Although one tends to dwell on the bears, they are only the most tale-worthy aspect of an area of astonishing natural gifts that is a mere two-and-a-half-hour drive from our Bethesda, Maryland home.  Less than thirty minutes from the Wildernest is the rugged, spectacular Smoke Hole Canyon and Big Bend Recreation area, surely one of the most awesomely beautiful canyons in this part of the world, through which runs the south fork of the Potomac River, an impressive but far more modest version of the mighty river that divides Maryland and Virginia.  Seneca Rocks, Smoke Hole Caverns, Dolly Sods Wilderness and Spruce Knob, the tallest peak in West Virginia, are just a few of the hotspots for hikers and skiers, none more than forty-five minutes from the Wildernest.  Traffic-weary visitors from the Washington area are always pleasantly surprised by the lightly traveled country roads of Upper Tract and Rough Run, and by the modest footprints West Virginians have made in these largely unspoiled mountains and valleys, where farming and ranching are still the mainstays of the local economy, and where some of the homesteads date back to the 1700s.  There are respectable hiking trails to be found on the land adjacent to the Wildernest, which can be accessed from the front yard of the Inn, and there is a pleasant, one-hour walking trail around the lake in the valley below the Inn.

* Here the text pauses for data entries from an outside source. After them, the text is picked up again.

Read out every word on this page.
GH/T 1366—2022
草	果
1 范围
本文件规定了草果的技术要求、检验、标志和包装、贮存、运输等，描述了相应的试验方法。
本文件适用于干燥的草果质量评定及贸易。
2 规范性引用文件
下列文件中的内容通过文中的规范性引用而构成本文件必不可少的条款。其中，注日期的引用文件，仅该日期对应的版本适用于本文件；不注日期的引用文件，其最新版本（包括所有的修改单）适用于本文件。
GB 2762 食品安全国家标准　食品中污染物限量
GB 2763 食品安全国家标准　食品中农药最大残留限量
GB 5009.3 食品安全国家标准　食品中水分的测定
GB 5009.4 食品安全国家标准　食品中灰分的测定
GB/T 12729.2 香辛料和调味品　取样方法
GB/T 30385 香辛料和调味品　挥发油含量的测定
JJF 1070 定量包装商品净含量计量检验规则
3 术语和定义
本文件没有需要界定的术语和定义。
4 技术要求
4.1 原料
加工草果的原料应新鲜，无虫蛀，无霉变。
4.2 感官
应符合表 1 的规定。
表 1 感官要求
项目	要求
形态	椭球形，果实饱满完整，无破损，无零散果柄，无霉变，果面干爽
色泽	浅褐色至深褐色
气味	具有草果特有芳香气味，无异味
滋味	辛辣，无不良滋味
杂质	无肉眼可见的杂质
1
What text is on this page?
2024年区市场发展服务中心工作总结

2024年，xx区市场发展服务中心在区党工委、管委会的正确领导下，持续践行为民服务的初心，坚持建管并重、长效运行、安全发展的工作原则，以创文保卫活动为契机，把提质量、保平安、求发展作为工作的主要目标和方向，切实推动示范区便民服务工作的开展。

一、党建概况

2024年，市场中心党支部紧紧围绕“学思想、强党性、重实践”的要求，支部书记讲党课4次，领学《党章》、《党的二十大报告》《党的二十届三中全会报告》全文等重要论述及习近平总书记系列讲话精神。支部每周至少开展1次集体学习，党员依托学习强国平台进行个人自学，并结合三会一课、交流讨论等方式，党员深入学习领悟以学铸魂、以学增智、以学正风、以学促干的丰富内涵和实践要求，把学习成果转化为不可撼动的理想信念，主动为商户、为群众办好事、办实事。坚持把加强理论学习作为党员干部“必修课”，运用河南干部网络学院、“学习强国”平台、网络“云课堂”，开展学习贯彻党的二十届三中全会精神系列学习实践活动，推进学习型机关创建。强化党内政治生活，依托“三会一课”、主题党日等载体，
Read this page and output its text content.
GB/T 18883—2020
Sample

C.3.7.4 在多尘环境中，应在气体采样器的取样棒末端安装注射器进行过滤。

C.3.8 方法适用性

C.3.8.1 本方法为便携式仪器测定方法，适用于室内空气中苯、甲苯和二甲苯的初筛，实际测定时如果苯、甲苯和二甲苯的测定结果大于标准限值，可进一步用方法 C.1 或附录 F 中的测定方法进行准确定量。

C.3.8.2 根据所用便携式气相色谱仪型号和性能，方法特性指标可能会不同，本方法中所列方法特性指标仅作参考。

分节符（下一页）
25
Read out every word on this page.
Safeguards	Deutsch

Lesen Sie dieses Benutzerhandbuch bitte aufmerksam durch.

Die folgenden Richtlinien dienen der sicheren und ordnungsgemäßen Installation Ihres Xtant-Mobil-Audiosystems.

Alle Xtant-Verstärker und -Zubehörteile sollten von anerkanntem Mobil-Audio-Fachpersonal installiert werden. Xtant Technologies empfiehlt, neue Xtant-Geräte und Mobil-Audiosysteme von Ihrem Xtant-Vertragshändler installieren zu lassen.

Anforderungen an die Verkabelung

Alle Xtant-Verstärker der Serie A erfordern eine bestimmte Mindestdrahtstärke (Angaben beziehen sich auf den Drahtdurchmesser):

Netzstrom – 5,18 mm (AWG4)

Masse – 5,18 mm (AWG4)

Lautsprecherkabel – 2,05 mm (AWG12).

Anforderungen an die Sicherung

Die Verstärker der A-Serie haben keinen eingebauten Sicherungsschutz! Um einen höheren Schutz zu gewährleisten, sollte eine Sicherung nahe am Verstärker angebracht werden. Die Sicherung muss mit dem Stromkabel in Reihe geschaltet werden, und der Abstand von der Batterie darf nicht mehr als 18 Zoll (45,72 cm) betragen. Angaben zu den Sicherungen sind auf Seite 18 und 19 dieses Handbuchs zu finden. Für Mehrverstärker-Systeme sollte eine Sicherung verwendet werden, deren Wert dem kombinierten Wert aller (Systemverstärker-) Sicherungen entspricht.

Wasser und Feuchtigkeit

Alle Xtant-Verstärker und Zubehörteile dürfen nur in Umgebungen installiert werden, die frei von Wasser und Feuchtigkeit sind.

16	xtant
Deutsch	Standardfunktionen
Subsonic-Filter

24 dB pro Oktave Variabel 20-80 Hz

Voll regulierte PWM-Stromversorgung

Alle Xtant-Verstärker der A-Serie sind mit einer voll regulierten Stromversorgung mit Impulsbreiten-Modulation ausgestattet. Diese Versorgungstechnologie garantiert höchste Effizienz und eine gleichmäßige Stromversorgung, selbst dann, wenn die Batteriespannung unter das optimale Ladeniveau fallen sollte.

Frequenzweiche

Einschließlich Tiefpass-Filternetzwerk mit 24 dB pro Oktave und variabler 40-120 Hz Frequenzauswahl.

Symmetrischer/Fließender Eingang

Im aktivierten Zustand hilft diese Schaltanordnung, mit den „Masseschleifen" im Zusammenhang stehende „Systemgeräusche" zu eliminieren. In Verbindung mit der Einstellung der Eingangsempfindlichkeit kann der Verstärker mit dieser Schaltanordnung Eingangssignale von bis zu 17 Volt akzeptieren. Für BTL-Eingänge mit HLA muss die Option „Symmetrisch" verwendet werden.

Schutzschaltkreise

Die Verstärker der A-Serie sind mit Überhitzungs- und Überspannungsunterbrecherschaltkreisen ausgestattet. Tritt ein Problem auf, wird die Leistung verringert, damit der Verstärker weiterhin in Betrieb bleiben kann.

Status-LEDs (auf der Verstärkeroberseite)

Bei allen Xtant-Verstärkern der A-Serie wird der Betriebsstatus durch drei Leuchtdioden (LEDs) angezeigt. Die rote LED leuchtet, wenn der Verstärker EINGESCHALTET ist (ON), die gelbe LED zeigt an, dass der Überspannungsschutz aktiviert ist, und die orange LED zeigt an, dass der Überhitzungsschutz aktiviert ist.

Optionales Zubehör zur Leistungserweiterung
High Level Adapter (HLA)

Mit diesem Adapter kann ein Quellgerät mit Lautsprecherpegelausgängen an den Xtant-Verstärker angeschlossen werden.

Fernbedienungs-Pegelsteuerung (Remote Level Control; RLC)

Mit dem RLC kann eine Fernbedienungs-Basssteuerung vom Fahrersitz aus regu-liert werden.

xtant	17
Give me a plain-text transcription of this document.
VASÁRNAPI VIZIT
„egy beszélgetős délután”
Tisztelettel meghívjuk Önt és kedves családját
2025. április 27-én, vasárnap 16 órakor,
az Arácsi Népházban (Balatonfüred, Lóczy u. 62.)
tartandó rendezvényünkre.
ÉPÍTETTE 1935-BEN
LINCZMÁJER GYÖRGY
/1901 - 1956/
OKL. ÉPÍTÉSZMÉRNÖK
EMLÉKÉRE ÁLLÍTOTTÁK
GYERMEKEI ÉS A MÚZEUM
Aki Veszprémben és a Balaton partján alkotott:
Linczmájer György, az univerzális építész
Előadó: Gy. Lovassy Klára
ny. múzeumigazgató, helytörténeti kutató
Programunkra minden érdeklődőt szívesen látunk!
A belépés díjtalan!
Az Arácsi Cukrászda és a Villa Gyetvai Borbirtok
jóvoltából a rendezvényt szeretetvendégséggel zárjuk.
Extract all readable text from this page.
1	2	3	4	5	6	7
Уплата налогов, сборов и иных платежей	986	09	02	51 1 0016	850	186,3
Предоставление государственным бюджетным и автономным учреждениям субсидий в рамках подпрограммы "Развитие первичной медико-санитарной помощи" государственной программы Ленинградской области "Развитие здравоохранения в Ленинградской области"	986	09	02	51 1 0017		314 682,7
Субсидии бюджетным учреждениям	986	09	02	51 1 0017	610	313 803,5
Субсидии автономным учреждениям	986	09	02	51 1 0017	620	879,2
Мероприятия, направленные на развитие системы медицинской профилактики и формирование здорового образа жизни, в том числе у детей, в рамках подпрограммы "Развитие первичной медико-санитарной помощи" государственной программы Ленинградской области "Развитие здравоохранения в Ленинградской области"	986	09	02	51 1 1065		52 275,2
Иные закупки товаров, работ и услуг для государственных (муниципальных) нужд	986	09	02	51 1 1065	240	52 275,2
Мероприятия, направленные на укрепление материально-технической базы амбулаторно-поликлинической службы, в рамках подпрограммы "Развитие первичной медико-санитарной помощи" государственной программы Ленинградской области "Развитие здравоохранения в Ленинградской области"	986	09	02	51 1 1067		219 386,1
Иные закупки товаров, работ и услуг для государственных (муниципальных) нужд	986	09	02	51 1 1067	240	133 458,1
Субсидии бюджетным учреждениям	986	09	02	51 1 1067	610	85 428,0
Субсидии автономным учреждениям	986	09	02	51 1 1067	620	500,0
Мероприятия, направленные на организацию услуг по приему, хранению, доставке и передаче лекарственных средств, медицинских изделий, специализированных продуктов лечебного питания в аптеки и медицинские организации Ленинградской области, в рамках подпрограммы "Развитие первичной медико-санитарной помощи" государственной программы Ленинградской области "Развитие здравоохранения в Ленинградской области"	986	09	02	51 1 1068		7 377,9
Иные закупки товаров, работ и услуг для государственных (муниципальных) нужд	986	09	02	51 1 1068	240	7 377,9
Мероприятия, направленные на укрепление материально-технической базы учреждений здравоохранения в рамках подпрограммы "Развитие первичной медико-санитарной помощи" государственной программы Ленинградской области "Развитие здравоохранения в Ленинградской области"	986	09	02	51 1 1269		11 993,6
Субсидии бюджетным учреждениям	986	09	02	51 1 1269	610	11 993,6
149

When one has had one’s fill of hiking or sightseeing, it is always pleasant to return to the Inn for a shower and a rest in the attractive and comfortable rooms, and then have a beer or a glass of wine while sitting on the spacious deck enjoying the view, awaiting Kathy’s always-excellent dinners, which begin at seven sharp with a first-rate salad.  During dinner one might see a hummingbird at a feeder just outside the window, or a bear, richly furred with a coat of the blackest black you’ve ever seen, might walk (I was going to say “lumber,” but that would be inaccurate; they are actually quite graceful in their movements) across the deck or gaze curiously through the sliding door.  At first a novelty, cause for leaving one’s chair to take a look, it soon becomes a fact of life here in this place where peaceful coexistence between man and bear seems not only possible, but normal and natural.  If she has the time, Kathy might come out of the kitchen for a chat, and if one hasn’t cleaned one’s plate, Stewart can be counted on to good-naturedly chafe the guest for lack of appetite.  At night, the darkness is the real thing, untainted by light pollution, and the profound quiet promises a truly restful sleep.  Pleasure is the watchword here, and at no bed-and-breakfast in my experience is it more consistently achieved than at the Wildernest Inn.